You can apply similar logic for columns, or you can rotate the grid 90 degrees and reapply the above algorithm. Because rows in this rotated grid will correspond to columns in the original grid :O
#include<bits/stdc++.h>
using namespace std;
const int maxn = 1005;
int ar[maxn][maxn];
signed main() {
freopen("shipin.txt", "r", stdin);
freopen("shipout.txt", "w", stdout);
ios_base::sync_with_stdio(0);
cin.tie(0);
int N, M, K; cin >> N >> M >> K;
for(int i = 1; i <= N; i++) {
for(int j = 1; j <= M; j++) {
cin >> ar[i][j];
}
}
priority_queue<int> rows, cols;
for(int i = 1; i <= N; i++) {
int rsum = 0;
for(int j = 1; j <= M; j++) {
rsum += ar[i][j];
}
rows.push(rsum);
}
for(int j = 1; j <= M; j++) {
int csum = 0;
for(int i = 1; i <= N; i++) {
csum += ar[i][j];
}
cols.push(csum);
}
int opt_r = 0, opt_c = 0;
opt_r += rows.top(), rows.pop();
opt_r += rows.top();
opt_c += cols.top(), cols.pop();
opt_c += cols.top();
cout << max(opt_r, opt_c) << '\n';
}
This subtask can also be solved with dynamics programming (a simple exercise).
# Final solution
battleship A is either to the left or above of battleship B.
If you think about the solution this way, it is not very complicated. We’ll iterate through all O(NM) possible placements of battleship B. Then, we can consider the two cases separately: A is to the left of B and A is above B. In the first case, the optimal A should be the maximum battleship within the subrectangle “above” B. In the second case, it should be the maximum battleship within the subrectangle “to the left” of B.
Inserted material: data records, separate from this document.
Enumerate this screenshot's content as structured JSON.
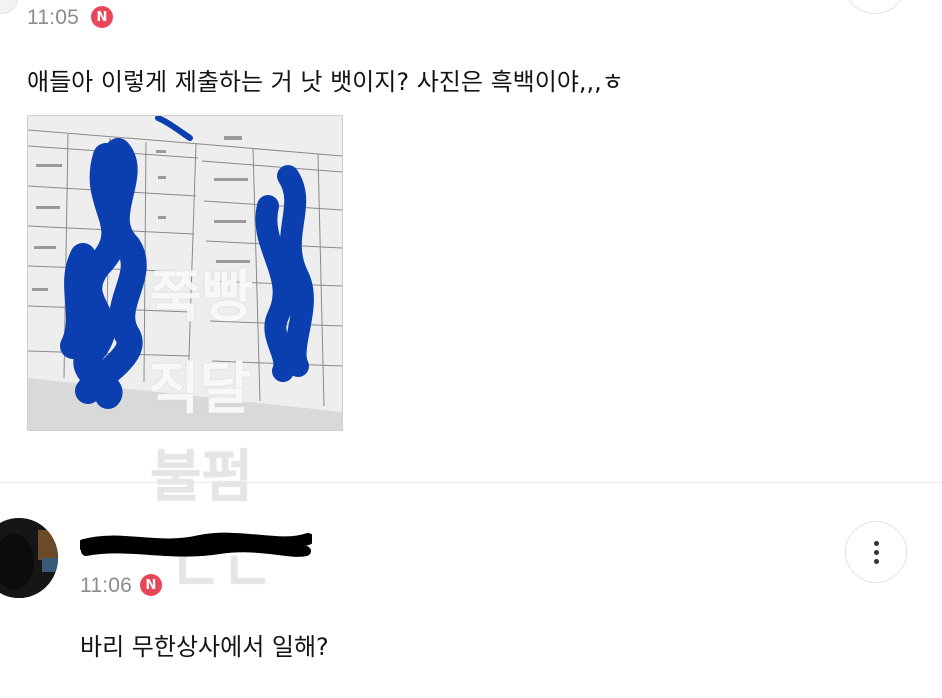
{
  "post": {
    "time": "11:05",
    "badge": "N",
    "text": "애들아 이렇게 제출하는 거 낫 뱃이지? 사진은 흑백이야,,,ㅎ"
  },
  "watermark": {
    "lines": [
      "쭉빵",
      "직달",
      "불펌",
      "ㄴㄴ"
    ]
  },
  "comment": {
    "time": "11:06",
    "badge": "N",
    "text": "바리 무한상사에서 일해?"
  },
  "colors": {
    "badge": "#e8475a",
    "time": "#8c8c8c",
    "scribble": "#0b3fb0"
  },
  "icons": {
    "more": "more-vertical-icon"
  }
}
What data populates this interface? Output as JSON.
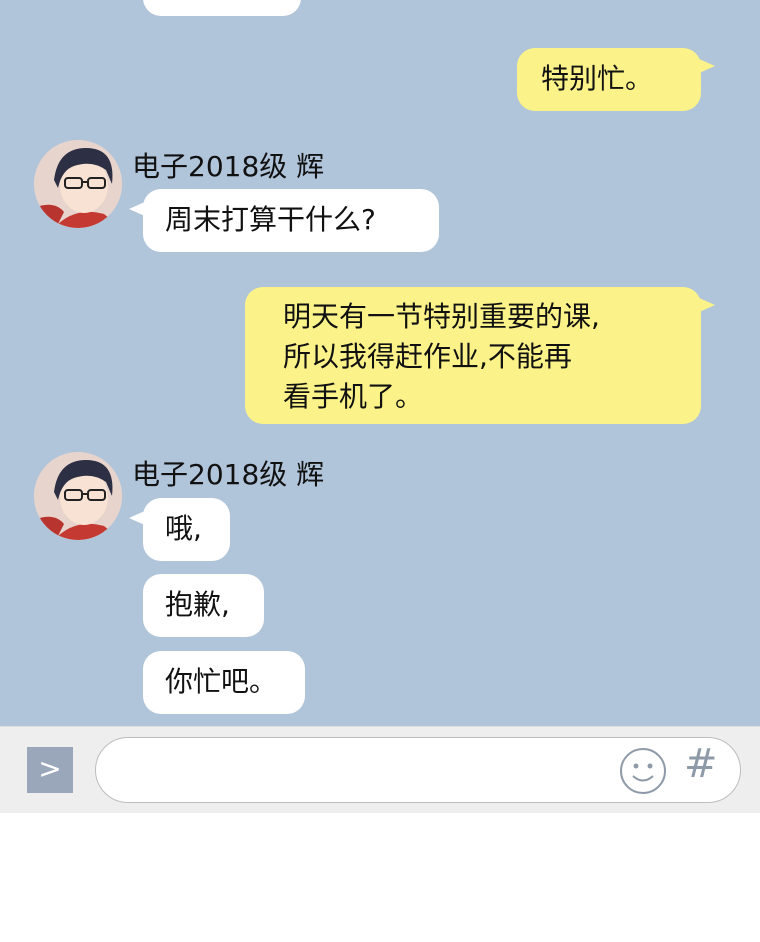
{
  "messages": {
    "m1": "特别忙。",
    "m2_sender": "电子2018级 辉",
    "m2": "周末打算干什么?",
    "m3_line1": "明天有一节特别重要的课,",
    "m3_line2": "所以我得赶作业,不能再",
    "m3_line3": "看手机了。",
    "m4_sender": "电子2018级 辉",
    "m4": "哦,",
    "m5": "抱歉,",
    "m6": "你忙吧。"
  },
  "input_bar": {
    "expand_glyph": ">",
    "input_value": "",
    "input_placeholder": "",
    "emoji_icon": "smiley-icon",
    "hash_glyph": "#"
  }
}
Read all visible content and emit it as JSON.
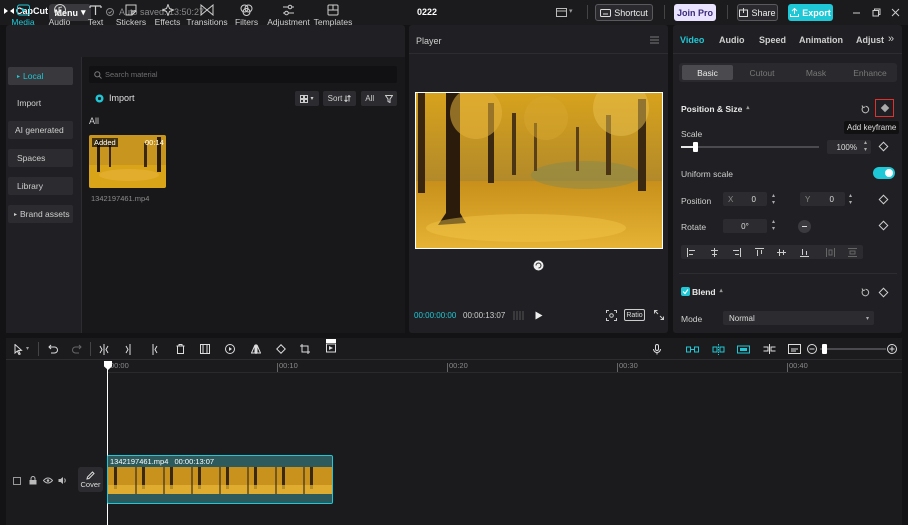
{
  "app": {
    "logo_text": "CapCut",
    "menu_label": "Menu",
    "autosave_text": "Auto saved: 13:50:27",
    "project_title": "0222",
    "shortcut_label": "Shortcut",
    "join_pro_label": "Join Pro",
    "share_label": "Share",
    "export_label": "Export"
  },
  "media_tabs": [
    {
      "label": "Media",
      "icon": "media-icon"
    },
    {
      "label": "Audio",
      "icon": "audio-icon"
    },
    {
      "label": "Text",
      "icon": "text-icon"
    },
    {
      "label": "Stickers",
      "icon": "sticker-icon"
    },
    {
      "label": "Effects",
      "icon": "effects-icon"
    },
    {
      "label": "Transitions",
      "icon": "transitions-icon"
    },
    {
      "label": "Filters",
      "icon": "filters-icon"
    },
    {
      "label": "Adjustment",
      "icon": "adjustment-icon"
    },
    {
      "label": "Templates",
      "icon": "templates-icon"
    }
  ],
  "left_nav": [
    "Local",
    "Import",
    "AI generated",
    "Spaces",
    "Library",
    "Brand assets"
  ],
  "media": {
    "search_placeholder": "Search material",
    "import_label": "Import",
    "sort_label": "Sort",
    "all_filter_label": "All",
    "all_section_label": "All",
    "clip": {
      "added_badge": "Added",
      "duration": "00:14",
      "filename": "1342197461.mp4"
    }
  },
  "player": {
    "title": "Player",
    "timecode_current": "00:00:00:00",
    "timecode_total": "00:00:13:07",
    "ratio_label": "Ratio"
  },
  "properties": {
    "tabs": [
      "Video",
      "Audio",
      "Speed",
      "Animation",
      "Adjust"
    ],
    "subtabs": [
      "Basic",
      "Cutout",
      "Mask",
      "Enhance"
    ],
    "section_position_size": "Position & Size",
    "scale_label": "Scale",
    "scale_value": "100%",
    "scale_level": 0.1,
    "uniform_scale_label": "Uniform scale",
    "uniform_scale_on": true,
    "position_label": "Position",
    "pos_x_label": "X",
    "pos_x_value": "0",
    "pos_y_label": "Y",
    "pos_y_value": "0",
    "rotate_label": "Rotate",
    "rotate_value": "0°",
    "blend_label": "Blend",
    "mode_label": "Mode",
    "mode_value": "Normal",
    "add_keyframe_tooltip": "Add keyframe"
  },
  "timeline": {
    "ticks": [
      "00:00",
      "00:10",
      "00:20",
      "00:30",
      "00:40"
    ],
    "clip_label": "1342197461.mp4",
    "clip_duration": "00:00:13:07",
    "cover_label": "Cover"
  },
  "colors": {
    "accent": "#1fc8d6",
    "background": "#131316",
    "panel": "#202024",
    "highlight_red": "#e03030"
  }
}
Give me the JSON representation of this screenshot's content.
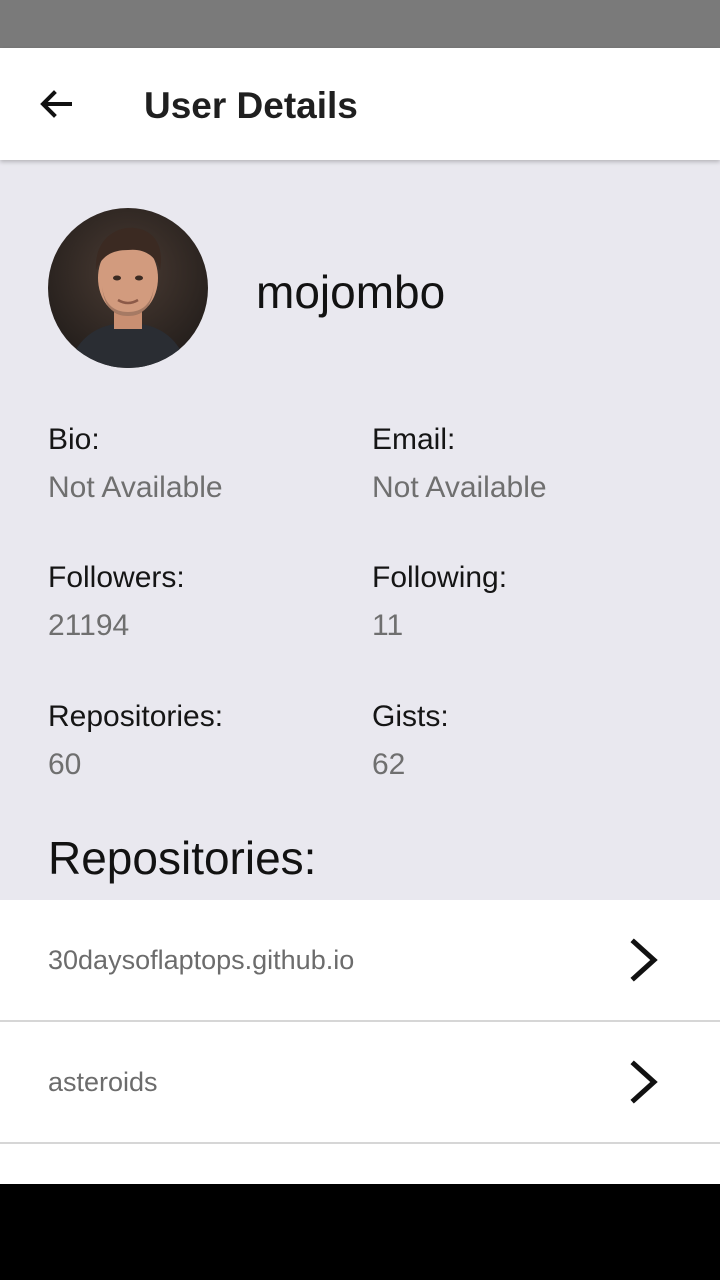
{
  "app_bar": {
    "title": "User Details",
    "back_icon": "arrow-back-icon"
  },
  "user": {
    "username": "mojombo",
    "avatar_icon": "user-avatar"
  },
  "details": {
    "bio_label": "Bio:",
    "bio_value": "Not Available",
    "email_label": "Email:",
    "email_value": "Not Available",
    "followers_label": "Followers:",
    "followers_value": "21194",
    "following_label": "Following:",
    "following_value": "11",
    "repositories_label": "Repositories:",
    "repositories_value": "60",
    "gists_label": "Gists:",
    "gists_value": "62"
  },
  "repositories_section": {
    "title": "Repositories:",
    "items": [
      {
        "name": "30daysoflaptops.github.io",
        "icon": "chevron-right-icon"
      },
      {
        "name": "asteroids",
        "icon": "chevron-right-icon"
      }
    ]
  },
  "colors": {
    "background": "#e9e8ef",
    "status_bar": "#7a7a7a",
    "app_bar": "#ffffff",
    "nav_bar": "#000000"
  }
}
In both cases, A is the maximum battleship within a subrectangle that starts at the topleft corner. Let dp[i][j] be the maximum battleship contained within the subrectangle starting at the topleft corner (1,1) and ending at (i,j). We see that a suitable dynamics programming recurrence for dp is dp[i][j] = max(dp[i-1][j], dp[i][j-1], cost of placing battleship horizontally/vertically ending at (i,j)). A good way to think about this is max(best battleship within subrectangle (i,j) without touching (i,j), best battleship touching (i,j)).
Equipped with this knowledge, with respect to battleship B ending at (i,j):
When A is above B, A is optimally dp[first empty row above B][M]. When A is to the left of B, A is optimally dp[N][first empty column to left of B].
Proof and implementation is left as an exercise to the reader (there are a few edge cases to consider!).